7/9         Picnic Knits
7/10       Knit and Tonic
7/11       Zeneedle
7/12       Rambling Designs
7/13       Rambling Designs (Leslie Ann, guest post)
7/14       Neo Knits
7/15       Knit & Nosh
7/16       Knitting at Large
7/17       Rebecca Danger
7/18       Lapdog Creations
7/19       Nutmeg Knitter
7/20       Yarnagogo
7/21       Weekend Knitter
7/22       knitgrrl
7/23       It's a Purl, Man
7/24       Whip Up
7/25       Knitspot
7/26       Under the Humble Moon
7/27       Knitting Daily
7/28       Knitting School Dropout
7/29       Hugs for Your Head
7/30       The Knit Girllls

Comments

I've heard of eight of them, but have only used 5 in projects so far.

I can't see the pic for some reason. ??? The Cable Cast On in your second pic does tend to be my favorite because I don't have to figure out before starting how much yarn I will need for the cast on, I can just go to it.

Cable cast on is my favorite and the one I use the most. I've used 3 or 4 of the others but never Old Norwegian.

I am always amazed to find there are so many different techniques! What an awesome book.

Wow, I know less than half of those! But I use the four I know, plus tubular and German twisted, pretty variously. I'd like to learn that Old Norwegian--it's gorgeous.

I currently use 4 of them, but would love to learn more. Thanks for the post and opportunity!

I knew or used at least 4 of the cast on's. I'm convinced that casting on and off a certain can make a project more pleasing and functional. Great idea for a book!

I know 4 of them, which is amazing for a knitter who 56 years ago was taught backward loop...and had never heard of the others. It's satisfying to learn new things and "do" knitting in a better way.

Four. I learn every new one I can find. German twisted changed my knitting life for the better.

Cool book and a really handy reference tool. I'm familiar, and have used, 5.

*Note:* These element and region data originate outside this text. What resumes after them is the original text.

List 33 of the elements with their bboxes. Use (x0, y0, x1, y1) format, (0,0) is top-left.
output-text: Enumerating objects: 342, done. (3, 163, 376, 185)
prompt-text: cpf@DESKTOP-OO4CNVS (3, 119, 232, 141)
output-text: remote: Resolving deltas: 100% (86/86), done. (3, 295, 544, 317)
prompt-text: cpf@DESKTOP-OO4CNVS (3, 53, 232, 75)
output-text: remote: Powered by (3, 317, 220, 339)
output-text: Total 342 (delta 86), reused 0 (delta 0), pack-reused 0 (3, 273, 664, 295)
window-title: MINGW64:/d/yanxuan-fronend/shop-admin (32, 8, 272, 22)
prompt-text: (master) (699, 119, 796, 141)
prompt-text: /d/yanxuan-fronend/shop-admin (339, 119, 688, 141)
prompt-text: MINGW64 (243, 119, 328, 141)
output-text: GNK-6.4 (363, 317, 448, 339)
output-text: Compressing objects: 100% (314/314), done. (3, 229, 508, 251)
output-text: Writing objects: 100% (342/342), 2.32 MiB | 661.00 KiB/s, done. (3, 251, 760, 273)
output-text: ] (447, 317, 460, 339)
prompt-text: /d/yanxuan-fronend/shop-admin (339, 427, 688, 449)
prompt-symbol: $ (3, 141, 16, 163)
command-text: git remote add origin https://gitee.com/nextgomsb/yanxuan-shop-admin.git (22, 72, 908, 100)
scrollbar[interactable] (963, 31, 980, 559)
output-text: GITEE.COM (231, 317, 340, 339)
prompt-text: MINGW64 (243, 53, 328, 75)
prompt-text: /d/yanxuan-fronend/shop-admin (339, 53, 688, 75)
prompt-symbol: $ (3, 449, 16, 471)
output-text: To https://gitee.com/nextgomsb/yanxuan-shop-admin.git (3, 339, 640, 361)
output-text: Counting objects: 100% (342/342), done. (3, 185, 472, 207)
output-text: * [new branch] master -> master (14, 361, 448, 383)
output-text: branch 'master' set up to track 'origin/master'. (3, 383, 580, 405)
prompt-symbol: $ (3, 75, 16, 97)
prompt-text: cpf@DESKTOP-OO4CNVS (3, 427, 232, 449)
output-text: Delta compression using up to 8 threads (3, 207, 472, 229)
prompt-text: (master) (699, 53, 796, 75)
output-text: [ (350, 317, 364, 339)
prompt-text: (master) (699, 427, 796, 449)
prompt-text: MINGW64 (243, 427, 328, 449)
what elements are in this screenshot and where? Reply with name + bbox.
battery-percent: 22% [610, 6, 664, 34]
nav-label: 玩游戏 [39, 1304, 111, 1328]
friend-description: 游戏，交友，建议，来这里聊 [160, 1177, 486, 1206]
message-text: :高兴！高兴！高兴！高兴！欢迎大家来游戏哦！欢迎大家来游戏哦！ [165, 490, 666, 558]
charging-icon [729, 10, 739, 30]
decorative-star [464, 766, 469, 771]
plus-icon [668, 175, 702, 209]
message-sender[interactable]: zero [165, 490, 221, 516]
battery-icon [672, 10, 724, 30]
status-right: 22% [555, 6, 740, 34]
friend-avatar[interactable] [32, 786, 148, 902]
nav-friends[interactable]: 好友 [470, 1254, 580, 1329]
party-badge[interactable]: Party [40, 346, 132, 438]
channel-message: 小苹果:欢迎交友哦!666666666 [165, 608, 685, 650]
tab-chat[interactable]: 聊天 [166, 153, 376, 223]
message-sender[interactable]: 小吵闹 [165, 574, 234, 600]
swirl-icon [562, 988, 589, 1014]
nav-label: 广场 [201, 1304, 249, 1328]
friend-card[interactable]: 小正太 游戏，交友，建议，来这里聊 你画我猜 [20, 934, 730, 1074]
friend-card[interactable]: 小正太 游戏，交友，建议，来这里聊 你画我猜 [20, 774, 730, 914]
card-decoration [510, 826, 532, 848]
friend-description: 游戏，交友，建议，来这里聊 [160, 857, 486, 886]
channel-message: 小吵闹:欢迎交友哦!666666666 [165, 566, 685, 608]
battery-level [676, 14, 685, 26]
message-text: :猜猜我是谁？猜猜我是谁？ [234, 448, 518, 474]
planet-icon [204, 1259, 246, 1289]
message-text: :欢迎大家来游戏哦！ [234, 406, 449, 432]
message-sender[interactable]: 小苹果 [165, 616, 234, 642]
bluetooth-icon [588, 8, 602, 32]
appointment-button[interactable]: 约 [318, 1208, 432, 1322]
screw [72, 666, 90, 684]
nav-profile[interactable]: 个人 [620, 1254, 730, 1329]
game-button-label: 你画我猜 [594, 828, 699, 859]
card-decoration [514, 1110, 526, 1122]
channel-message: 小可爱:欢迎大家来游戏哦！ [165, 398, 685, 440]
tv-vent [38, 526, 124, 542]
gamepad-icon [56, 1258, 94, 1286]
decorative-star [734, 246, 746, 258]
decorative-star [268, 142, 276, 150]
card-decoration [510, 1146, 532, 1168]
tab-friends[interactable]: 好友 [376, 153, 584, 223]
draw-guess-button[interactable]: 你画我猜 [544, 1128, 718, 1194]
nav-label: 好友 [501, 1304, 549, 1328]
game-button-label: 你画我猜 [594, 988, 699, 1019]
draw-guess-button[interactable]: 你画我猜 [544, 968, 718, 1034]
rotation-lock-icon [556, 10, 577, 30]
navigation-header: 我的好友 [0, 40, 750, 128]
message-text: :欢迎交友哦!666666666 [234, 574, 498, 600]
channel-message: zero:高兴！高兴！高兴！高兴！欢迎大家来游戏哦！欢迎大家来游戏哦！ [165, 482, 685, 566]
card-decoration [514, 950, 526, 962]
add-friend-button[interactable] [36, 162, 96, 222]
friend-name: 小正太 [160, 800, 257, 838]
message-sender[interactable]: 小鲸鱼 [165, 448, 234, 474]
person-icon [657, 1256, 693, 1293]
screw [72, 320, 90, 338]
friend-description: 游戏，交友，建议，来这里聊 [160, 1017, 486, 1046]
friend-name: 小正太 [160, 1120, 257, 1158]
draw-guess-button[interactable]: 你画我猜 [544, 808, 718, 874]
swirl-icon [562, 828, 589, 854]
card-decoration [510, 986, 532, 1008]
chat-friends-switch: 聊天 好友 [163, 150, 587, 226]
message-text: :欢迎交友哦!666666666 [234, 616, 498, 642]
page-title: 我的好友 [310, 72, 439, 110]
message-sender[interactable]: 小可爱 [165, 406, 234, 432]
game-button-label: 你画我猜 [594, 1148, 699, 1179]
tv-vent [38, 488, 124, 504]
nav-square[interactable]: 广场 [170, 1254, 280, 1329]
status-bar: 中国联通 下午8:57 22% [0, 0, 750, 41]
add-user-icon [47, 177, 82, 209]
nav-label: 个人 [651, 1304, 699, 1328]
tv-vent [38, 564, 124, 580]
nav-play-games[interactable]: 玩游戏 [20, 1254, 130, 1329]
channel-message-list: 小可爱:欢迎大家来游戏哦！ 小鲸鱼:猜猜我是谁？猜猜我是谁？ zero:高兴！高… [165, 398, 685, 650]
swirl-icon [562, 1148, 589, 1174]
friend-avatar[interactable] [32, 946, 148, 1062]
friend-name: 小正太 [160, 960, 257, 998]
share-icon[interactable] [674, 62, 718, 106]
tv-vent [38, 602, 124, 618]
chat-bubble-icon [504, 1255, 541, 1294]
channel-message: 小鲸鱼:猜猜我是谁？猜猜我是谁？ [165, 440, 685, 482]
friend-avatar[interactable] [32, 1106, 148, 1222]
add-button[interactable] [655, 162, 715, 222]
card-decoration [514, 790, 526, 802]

I have used the long-tail, backwards loop, and the cable-cast on, and use all three regularly for various purposes. It would be awesome to be able to learn more!

I've used 4. Backward loop, both long tails and knitted. Really, really want to learn more~

I'm pretty sure I was taught, as a girl, using backward loop, quickly graduating to long-tail and that's my go-to method. I've used cable and knitted, also!

Sounds like a great resource!!

what a fantastic book!, I have only used knitted and cable as well, and would love to learn some others to help me expand my skills!

Love!

I've used about 6 before but usually fall back on my beloved long-tail.

I use three: long tailed, cable & backward loop. It would be great to learn some more cast on techniques!

I have used 4 I think - I tend not to remember the names so maybe more or less! :)

Looks like a nice book to own.

I know and use 3 - cable, backwards and chained. Thinking old norwegian is next on my list to learn!

I know 4, but I'm not sure which 4, as I didn't know there were two versions of long-tail, and I can't tell from the picture which one I do; I guess I need this book! I also "know" several versions of the tubular caston ("know" in quotes, because I have to look it up every time I want to use it), and a few more types of provisional caston (though now I just use backward loop for that).

I think I know 5 of the cast ons. They may have more than one name, usually do. Looks like a really nice reference book.

I have used seven, but I'd probably have to look up how to do three of them again. My go-to is the twisted German, which is the same as the nicely stretchy Old Norwegian.

I use long-tailed, backward loop, and cable cast on regularly--so, three out of eight are known and used. I've heard of the rest, but would have to learn or re-learn if I wanted to use them:)

I have used other cast-on's occasionally, if called for in a pattern. But those three are my go-to's. Long tailed was the first cast-on I learned.

Love the spiral binding which is so practical for a book of this type. Wish more publishers used it.

I know four, and now realize how much I still have to learn. :)

i actually know how to do 3 but unless i have to do a button hole i only use 1. my mom taught me the cable cast on and that is the one i use most. thanks for the chance to win

What a great resource! I have used 5 of the cast-on techniques, but I usually use the long-tail.